Bronson
Gastbeitrag von Jacob Wölk
2008, Regie: Nicolas Winding Refn
„In the end...I’ve got it wrong, quite seriously wrong actually. They sent me here: the funny farm.“
Was macht man mit einem Menschen, der sich so lange gegen sämtliche Korrekturversuche und disziplinarische Maßnahmen widersetzt, bis die Gefängnisse und Irrenhäuser schlussendlich an ihm zerbrechen?
Es gibt dieses Gefühl, manchmal taucht es ganz plötzlich in einer kleinen dunklen Schlucht in den inneren, hinteren, versteckten Gängen des Hirns auf und wächst von Wand zu Wand prallend, zu einem tosenden Echo heran. Manchmal, während einer verkaterten Zugfahrt, beim Schreiben einer Jobbewerbung oder während man entgeistert auf seine eigene Scheiße herunterstarrt: Wer zum Teufel bin ich, was tue ich und wo muss ich hin?
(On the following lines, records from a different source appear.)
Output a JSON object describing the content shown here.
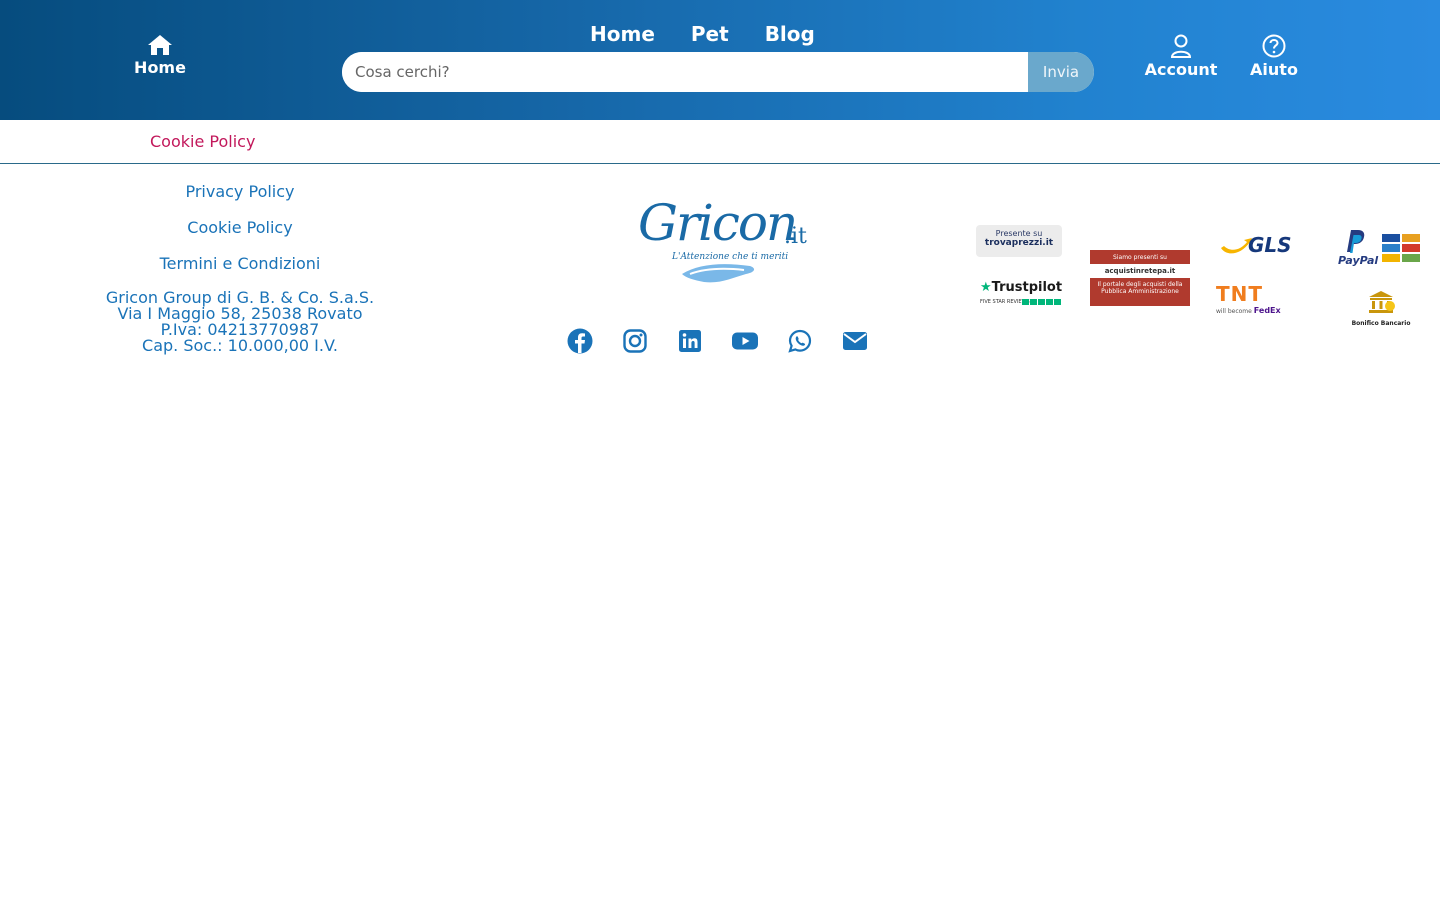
{
  "header": {
    "home_label": "Home",
    "top_links": [
      "Home",
      "Pet",
      "Blog"
    ],
    "search_placeholder": "Cosa cerchi?",
    "search_button": "Invia",
    "account_label": "Account",
    "help_label": "Aiuto"
  },
  "breadcrumb": {
    "current": "Cookie Policy"
  },
  "footer": {
    "links": [
      "Privacy Policy",
      "Cookie Policy",
      "Termini e Condizioni"
    ],
    "company": [
      "Gricon Group di G. B. & Co. S.a.S.",
      "Via I Maggio 58, 25038 Rovato",
      "P.Iva: 04213770987",
      "Cap. Soc.: 10.000,00 I.V."
    ],
    "logo": {
      "word": "Gricon",
      "suffix": ".it",
      "tagline": "L'Attenzione che ti meriti"
    },
    "social_icons": [
      "facebook-icon",
      "instagram-icon",
      "linkedin-icon",
      "youtube-icon",
      "whatsapp-icon",
      "email-icon"
    ],
    "badges": {
      "trovaprezzi_top": "Presente su",
      "trovaprezzi_name": "trovaprezzi.it",
      "acquisti_top": "Siamo presenti su",
      "acquisti_name": "acquistinretepa.it",
      "acquisti_bottom": "Il portale degli acquisti della Pubblica Amministrazione",
      "gls": "GLS",
      "paypal": "PayPal",
      "trustpilot": "Trustpilot",
      "trustpilot_sub": "FIVE STAR REVIEWS",
      "tnt": "TNT",
      "tnt_sub": "will become",
      "tnt_fedex": "FedEx",
      "bonifico": "Bonifico Bancario"
    }
  },
  "colors": {
    "header_start": "#064c7e",
    "header_end": "#2a8be0",
    "link": "#1a73b8",
    "breadcrumb": "#c2185b"
  }
}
Der junge Michael Peterson ist überzeugt davon, dass Großes in ihm steckt. Allerdings steckt in ihm auch rasend viel Wut und ein permanent lauerndes Aggressionspotential, welches ihn früh in brutale körperliche Auseinandersetzungen und eben auch hinter Gitter führt. Das Gefängnis jedoch, meistens steht es doch eher für das Ende der wilden Erzählungen von berüchtigten Figuren, symbolisiert hier den Anfang der Geschichte der Verwandlung von Michael Peterson in Charles Bronson, auch bekannt als „the UK’s most dangerous prisoner“.
Bronson (gespielt vom hervorragend schreienden Tom Hardy) verdrischt Wärter wie kein Zweiter und macht hieraus so etwas wie seinen eigenen ganz persönlichen Höchstleistungssport, indem er irgendwann so gut wird, dass es keine Gefängnisse mehr gibt, die bereit wären, ihn einzusperren. Daraufhin wird er für verrückt erklärt, nur um in den Psychiatrien so viel Schaden anzurichten, dass auch diese ihn loswerden wollen und ihm seine Zurechnungsfähigkeit attestieren.
Zwar erarbeitet sich Bronson so Schritt für Schritt einen Ruf als berühmt-berüchtigter Gefangener, aber in der echten Welt stößt er nach seiner Entlassung schnell wieder an seine Grenzen. Er versucht sich als Untergrundkämpfer und verliebt sich, nur um abgewiesen zu werden und kurze Zeit später wieder hinter Gittern zu landen. Mehrfach wird ihm unterstellt, keine Ambitionen zu haben, und es scheint klarer zu werden, dass Bronson selbst nicht weiß, was genau bzw. wer genau er denn sein möchte. Doch je mehr Zeit er im Knast verbringt, desto mehr scheint es, als hätte Bronson sehr wohl gewisse Ambitionen. Diese scheinen sich halt nur eben darin zu manifestieren, sich weiter in der Figur des „Charles Bronson“ (seines Kämpfer-Alter Egos) zu entfalten, anstatt ein geordnetes Leben zu führen. Eine Figur, die getrennt von seinem früheren Ich außerhalb der Gesellschaft existiert. Was wäre denn verrückter? Sich entgegen der Gesellschaft frei zu entfalten oder nach den Regeln zu spielen und das vielleicht niemals ganz zu erreichen? Frei ist Bronson jedenfalls nicht, auf welche Art bleibt Interpretationssache. Der echte Charles Bronson, auf dessen Leben der Film basiert, sitzt jedenfalls heute noch eine lebenslängliche Freiheitsstrafe ab.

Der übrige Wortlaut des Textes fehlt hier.